Examples in which known: Viterbo for $(\R^{2n}, \omega_0)$. Hofer-Viterbo 1992 for symplectically rationally connected manifolds under semi-positivity assumption. (Through any 2 points of $M$, there is a holomorphic sphere.)
The actual definition of symplectically rationally connected: exists a non-vanishing GW invariant $GW_0(\pt, \pt, A, B, \dots)$.
Liu-Tian result with separating hypersurface and classes $A_0$, $A_1$ with support on either side.

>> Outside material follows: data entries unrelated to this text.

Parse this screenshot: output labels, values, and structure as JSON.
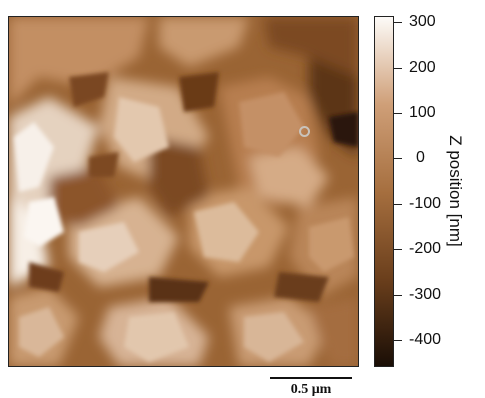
{
  "colorbar": {
    "title": "Z position [nm]",
    "min": -450,
    "max": 300,
    "ticks": [
      "300",
      "200",
      "100",
      "0",
      "-100",
      "-200",
      "-300",
      "-400"
    ],
    "colors": [
      "#1a0e06",
      "#6b3f1c",
      "#a66f3f",
      "#cf9f78",
      "#fdfbf8"
    ]
  },
  "scalebar": {
    "label": "0.5 μm"
  }
}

Lu: If $<\pt, \beta_1, \dots, \beta_n>^{M, A}_{0, n+1} \ne 0$ then result holds. (symplectically uniruled)
proof sketch: This non-vanishing implies $\star = <\pt, PD(\omega), \beta_1, \dots, \beta_n>^{M, A}_{0, n+2} \ne 0$. Now the trick is to find $\hat \omega = \omega - d(\beta \lambda)$ where $\lambda$ is a local primitive of $\omega$ near $\Sigma$ and $\beta$ is a cut-off function. Then, this has support away from $\Sigma$. Now obtain \[ \star = < \pt, \gamma_+, \beta> + <\pt, \gamma_-, \beta> \] since $\star \ne 0$, one of these terms $\ne 0$. The result now follows by Liu-Tian.
Corollary: shWC true for $M \times N$ with product form and $M$ symp uniruled.

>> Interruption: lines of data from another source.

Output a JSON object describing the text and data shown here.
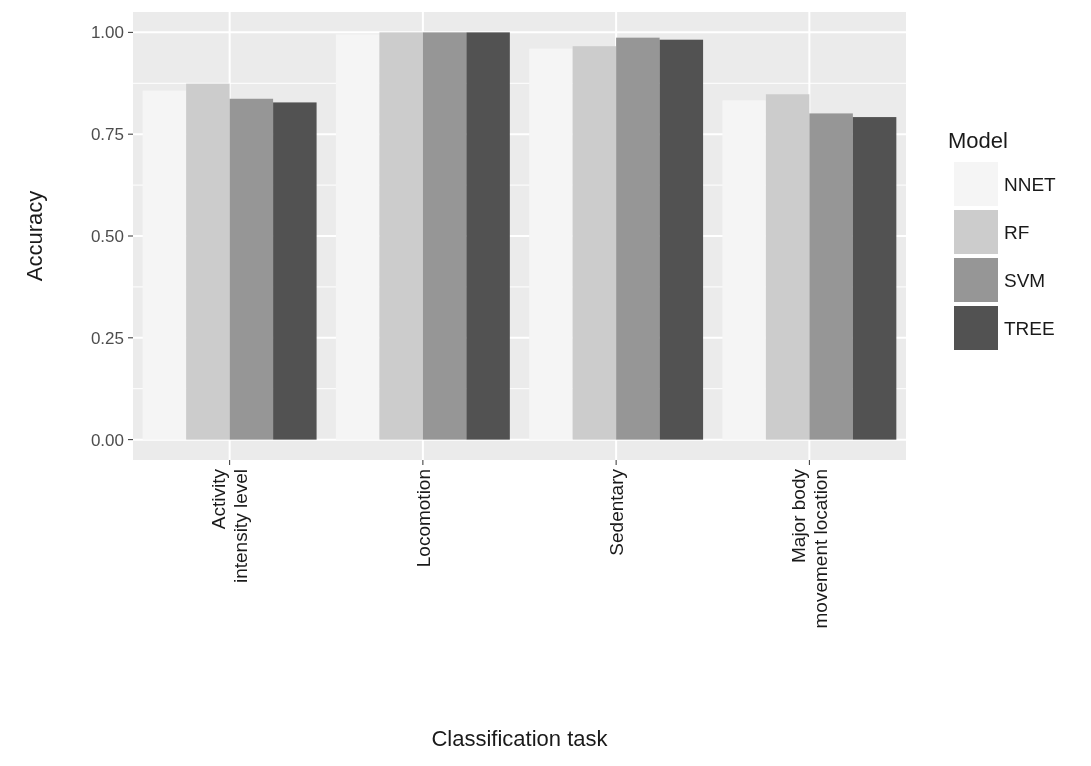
{
  "chart_data": {
    "type": "bar",
    "xlabel": "Classification task",
    "ylabel": "Accuracy",
    "legend_title": "Model",
    "categories": [
      "Activity intensity level",
      "Locomotion",
      "Sedentary",
      "Major body movement location"
    ],
    "series": [
      {
        "name": "NNET",
        "color": "#f5f5f5",
        "values": [
          0.857,
          0.995,
          0.96,
          0.833
        ]
      },
      {
        "name": "RF",
        "color": "#cccccc",
        "values": [
          0.874,
          1.0,
          0.966,
          0.848
        ]
      },
      {
        "name": "SVM",
        "color": "#969696",
        "values": [
          0.837,
          1.0,
          0.987,
          0.801
        ]
      },
      {
        "name": "TREE",
        "color": "#525252",
        "values": [
          0.828,
          1.0,
          0.982,
          0.792
        ]
      }
    ],
    "ylim": [
      -0.05,
      1.05
    ],
    "yticks": [
      {
        "value": 0,
        "label": "0.00"
      },
      {
        "value": 0.25,
        "label": "0.25"
      },
      {
        "value": 0.5,
        "label": "0.50"
      },
      {
        "value": 0.75,
        "label": "0.75"
      },
      {
        "value": 1,
        "label": "1.00"
      }
    ],
    "grid": true,
    "legend": "right"
  }
}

Question: can we generalize to Hamiltonian fibrations? \[ (F, \omega) \hookrightarrow P \to (B, \omega_B) \] s.t.
- $P|_{B_1}$ is sympl trivial, where $B_1$ is the 1-skeleton
- exists a connection $P$ such that the holonomy is hamiltonian i.e.~exists $\tau \in \Omega^2(P)$ such that $\tau|_{F} = \omega$ and $d\tau = 0$ with a normalization condition.
THEOREM: Suppose
- $(P, \pi)$ is cohomologically split over $\Q$, i.e.~ \\[ H^*(P) \sim H^*(B) \otimes H^*(F) \\] as vector spaces. And $i_* : H^*(P) \to H^*(F)$ is surjective.
- $(B, \omega_B)$ is symplectically uniruled for some primitive class $\sigma_B \in H_2(B)$ for spherical class $B$.

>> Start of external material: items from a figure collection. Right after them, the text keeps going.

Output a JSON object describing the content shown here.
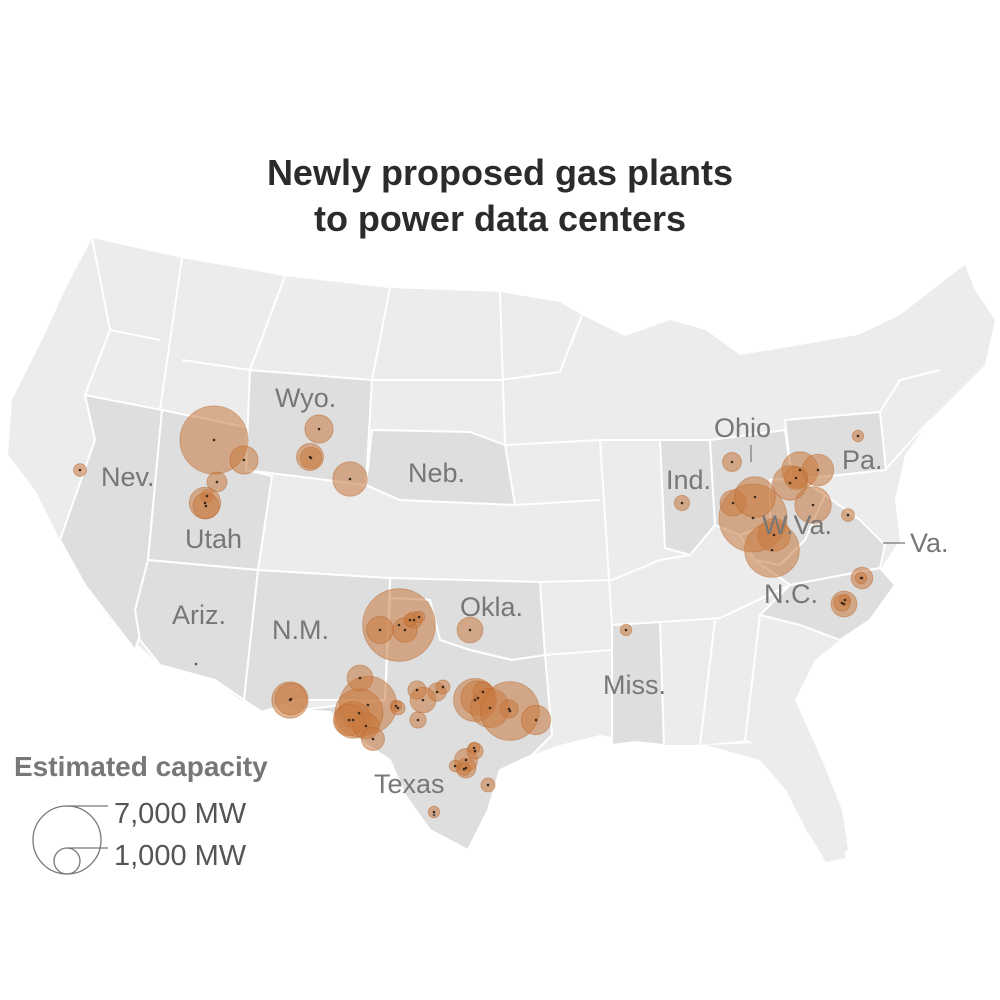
{
  "title_line1": "Newly proposed gas plants",
  "title_line2": "to power data centers",
  "colors": {
    "land": "#ececec",
    "highlight_state": "#dedede",
    "border": "#ffffff",
    "bubble_fill": "#c97a3f",
    "bubble_stroke": "#b8652a",
    "text": "#777777",
    "title": "#2b2b2b"
  },
  "state_labels": {
    "nev": "Nev.",
    "utah": "Utah",
    "ariz": "Ariz.",
    "wyo": "Wyo.",
    "neb": "Neb.",
    "nm": "N.M.",
    "okla": "Okla.",
    "texas": "Texas",
    "miss": "Miss.",
    "ohio": "Ohio",
    "ind": "Ind.",
    "pa": "Pa.",
    "wva": "W.Va.",
    "va": "Va.",
    "nc": "N.C."
  },
  "legend": {
    "title": "Estimated capacity",
    "large_label": "7,000 MW",
    "small_label": "1,000 MW",
    "large_mw": 7000,
    "small_mw": 1000
  },
  "plants_mw": [
    7000,
    1200,
    600,
    250,
    1500,
    1000,
    250,
    1200,
    700,
    1800,
    1100,
    8000,
    1100,
    900,
    400,
    250,
    200,
    2000,
    1500,
    5000,
    3500,
    1000,
    2000,
    1500,
    1000,
    800,
    400,
    200,
    1000,
    500,
    500,
    300,
    1000,
    300,
    2800,
    1800,
    600,
    2300,
    5200,
    500,
    1300,
    600,
    800,
    400,
    200,
    200,
    250,
    300,
    200,
    550,
    350,
    200,
    200,
    200,
    700,
    7000,
    1000,
    2500,
    1600,
    4500,
    2000,
    1500,
    800,
    1800,
    2000,
    250,
    1000,
    400,
    200
  ]
}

- $(F, \omega)$ satisfies semi-positivity relative to $P$.
THEOREM: We can drop condition (1) by asking that $(B, \omega_B)$ is symp rationally connected.
PROOF:
Case 1: the fibre is symplectically uniruled. Result done by Ruan, Tian and Liu. \\ Basic idea: \[ 0 \ne < \pt, \beta>^{F, \sigma}_{0, n} = <\pt, i_* \beta>_{0,n}^{P, i_* \sigma} \] where $\sigma \in H_2(F)$.
Case 2: Suppose $(F, \omega)$ not symp uni. consider: $C$ the image of a curve counted in $<\pt, \beta_B>_{0,n}^{\beta, \sigma_B}$ Now restrict $P|_C$. Gives a fibration over $S^2$. this is then described by a loop in $Ham(F, \omega)$. Since $(F, \omega)$ NOT symp uni, for any symplectic loop, exists $\sigma' \in H_2^{sph}(P|_C)$ such that $<\pt_{0,1}^{P|_C, \sigma'} \ne 0$, where $\sigma'$ is a section class. (i.e.~projects to the fundamental class of the base) Then, $=<\pt, [F], \dots, [F]>_{0, n+1}^{P|_C, \sigma'}$.
THEOREM: \[ < \pt, \pi^{-1} \beta_B >_{0,n}^{P, i_* \sigma'} = < \pt, \beta_B>_{0, n}^{B, \sigma_B} < \pt, [F], \dots, [F]>_{0,n}^{P|_C, \sigma'} \]
Remarkable fact: the Seidel element, when we are in a NOT uniruled case, looks like $ S(\gamma) = [F] \tensor \lambda + x $.